The pandemic has only slowed down in its tracks the progress India was making towards achieving gender parity. The country urgently needs to focus on “health and survival,” which points towards a skewed sex ratio because of the high incidence of gender-based sex-selective practices and women’s economic participation. Women’s labour force participation rate and the share of women in technical roles declined in 2020, reducing the estimated earned income of women, one-fifth of men.
Learning from the Nordic region, noteworthy participation of women in politics, institutions, and public life is the catalyst for transformational change. Women need to be equal participants in the labour force to pioneer the societal changes the world needs in this integral period of transition.
Every effort must be directed towards achieving gender parallelism by facilitating women in leadership and decision-making positions. Social protection programmes should be gender-responsive and account for the differential needs of women and girls. Research and scientific literature also provide unequivocal evidence that countries led by women are dealing with the pandemic more effectively than many others.

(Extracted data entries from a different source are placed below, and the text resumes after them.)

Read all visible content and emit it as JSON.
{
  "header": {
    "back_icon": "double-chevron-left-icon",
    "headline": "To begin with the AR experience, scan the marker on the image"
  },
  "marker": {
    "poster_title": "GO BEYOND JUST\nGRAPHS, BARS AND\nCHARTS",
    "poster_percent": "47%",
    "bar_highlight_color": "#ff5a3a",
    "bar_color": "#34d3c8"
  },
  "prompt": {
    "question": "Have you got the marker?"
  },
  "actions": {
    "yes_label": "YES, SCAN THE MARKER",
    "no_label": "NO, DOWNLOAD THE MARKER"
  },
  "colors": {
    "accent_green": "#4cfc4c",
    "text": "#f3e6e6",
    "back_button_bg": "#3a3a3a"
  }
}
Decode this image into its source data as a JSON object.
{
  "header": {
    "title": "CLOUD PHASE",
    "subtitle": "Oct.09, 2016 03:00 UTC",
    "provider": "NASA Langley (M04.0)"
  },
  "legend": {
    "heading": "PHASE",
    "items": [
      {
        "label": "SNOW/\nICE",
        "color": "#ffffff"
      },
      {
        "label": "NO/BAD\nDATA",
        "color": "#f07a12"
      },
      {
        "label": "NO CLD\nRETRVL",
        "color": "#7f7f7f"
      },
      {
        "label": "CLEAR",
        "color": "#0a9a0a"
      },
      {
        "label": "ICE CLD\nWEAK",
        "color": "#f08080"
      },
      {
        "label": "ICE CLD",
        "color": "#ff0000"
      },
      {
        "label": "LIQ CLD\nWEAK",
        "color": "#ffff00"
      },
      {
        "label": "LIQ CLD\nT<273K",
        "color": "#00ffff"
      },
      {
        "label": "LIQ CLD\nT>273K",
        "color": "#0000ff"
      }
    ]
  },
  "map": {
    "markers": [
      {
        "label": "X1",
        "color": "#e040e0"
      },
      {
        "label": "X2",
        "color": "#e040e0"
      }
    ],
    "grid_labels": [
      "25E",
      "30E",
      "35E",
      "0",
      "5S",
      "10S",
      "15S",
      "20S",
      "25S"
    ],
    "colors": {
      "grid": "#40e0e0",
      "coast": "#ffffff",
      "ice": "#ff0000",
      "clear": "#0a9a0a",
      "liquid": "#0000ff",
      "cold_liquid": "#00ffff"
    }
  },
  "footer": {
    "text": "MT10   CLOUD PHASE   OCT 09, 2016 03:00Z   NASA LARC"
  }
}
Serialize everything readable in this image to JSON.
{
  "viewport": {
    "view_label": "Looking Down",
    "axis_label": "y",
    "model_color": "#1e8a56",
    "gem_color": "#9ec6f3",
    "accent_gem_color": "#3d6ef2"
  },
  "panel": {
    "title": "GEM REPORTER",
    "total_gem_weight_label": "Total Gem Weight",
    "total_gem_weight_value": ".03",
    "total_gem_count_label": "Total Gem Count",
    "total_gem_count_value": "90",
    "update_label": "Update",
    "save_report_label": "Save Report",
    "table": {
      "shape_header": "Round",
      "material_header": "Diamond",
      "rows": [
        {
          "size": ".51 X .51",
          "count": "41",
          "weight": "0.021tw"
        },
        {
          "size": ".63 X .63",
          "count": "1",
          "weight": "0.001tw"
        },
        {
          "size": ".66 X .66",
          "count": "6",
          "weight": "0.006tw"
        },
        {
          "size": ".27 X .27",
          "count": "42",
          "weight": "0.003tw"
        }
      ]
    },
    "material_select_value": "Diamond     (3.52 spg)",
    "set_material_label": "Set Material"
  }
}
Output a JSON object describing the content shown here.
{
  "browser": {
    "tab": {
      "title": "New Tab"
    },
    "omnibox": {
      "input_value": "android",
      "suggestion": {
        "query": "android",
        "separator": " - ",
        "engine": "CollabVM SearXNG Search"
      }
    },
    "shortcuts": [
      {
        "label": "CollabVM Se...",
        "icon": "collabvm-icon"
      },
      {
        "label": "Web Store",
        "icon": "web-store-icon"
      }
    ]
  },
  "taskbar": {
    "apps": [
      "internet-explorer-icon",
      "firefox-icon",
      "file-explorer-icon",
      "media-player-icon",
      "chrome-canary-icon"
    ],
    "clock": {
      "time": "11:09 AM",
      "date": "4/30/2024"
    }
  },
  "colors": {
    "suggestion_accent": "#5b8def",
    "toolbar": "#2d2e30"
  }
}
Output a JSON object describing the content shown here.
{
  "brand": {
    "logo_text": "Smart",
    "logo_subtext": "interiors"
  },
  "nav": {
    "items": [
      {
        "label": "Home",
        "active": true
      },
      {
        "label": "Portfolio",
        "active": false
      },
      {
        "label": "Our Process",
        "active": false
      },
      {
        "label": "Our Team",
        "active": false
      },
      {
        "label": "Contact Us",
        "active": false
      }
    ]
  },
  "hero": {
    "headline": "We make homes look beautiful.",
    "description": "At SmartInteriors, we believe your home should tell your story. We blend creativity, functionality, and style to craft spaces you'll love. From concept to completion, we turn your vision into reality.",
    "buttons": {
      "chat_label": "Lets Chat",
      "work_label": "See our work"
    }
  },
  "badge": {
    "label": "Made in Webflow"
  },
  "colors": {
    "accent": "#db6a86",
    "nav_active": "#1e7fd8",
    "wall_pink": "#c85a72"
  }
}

Gendered inequality, thereby, is a global concern. India should focus on targeted policies and earmarked public and private investments in care and equalized access. Women are not ready to wait for another century for equality. It’s time India accelerates its efforts and fight for an inclusive, equal, global recovery.
India will not fully develop unless both women and men are equally supported to reach their full potential. There are risks, violations, and vulnerabilities women face just because they are women. Most of these risks are directly linked to women’s economic, political, social, and cultural disadvantages in their daily lives. It becomes acute during crises and disasters.
With the prevalence of gender discrimination, and social norms and practices, women become exposed to the possibility of child marriage, teenage pregnancy, child domestic work, poor education and health, sexual abuse, exploitation, and violence. Many of these manifestations will not change unless women are valued more.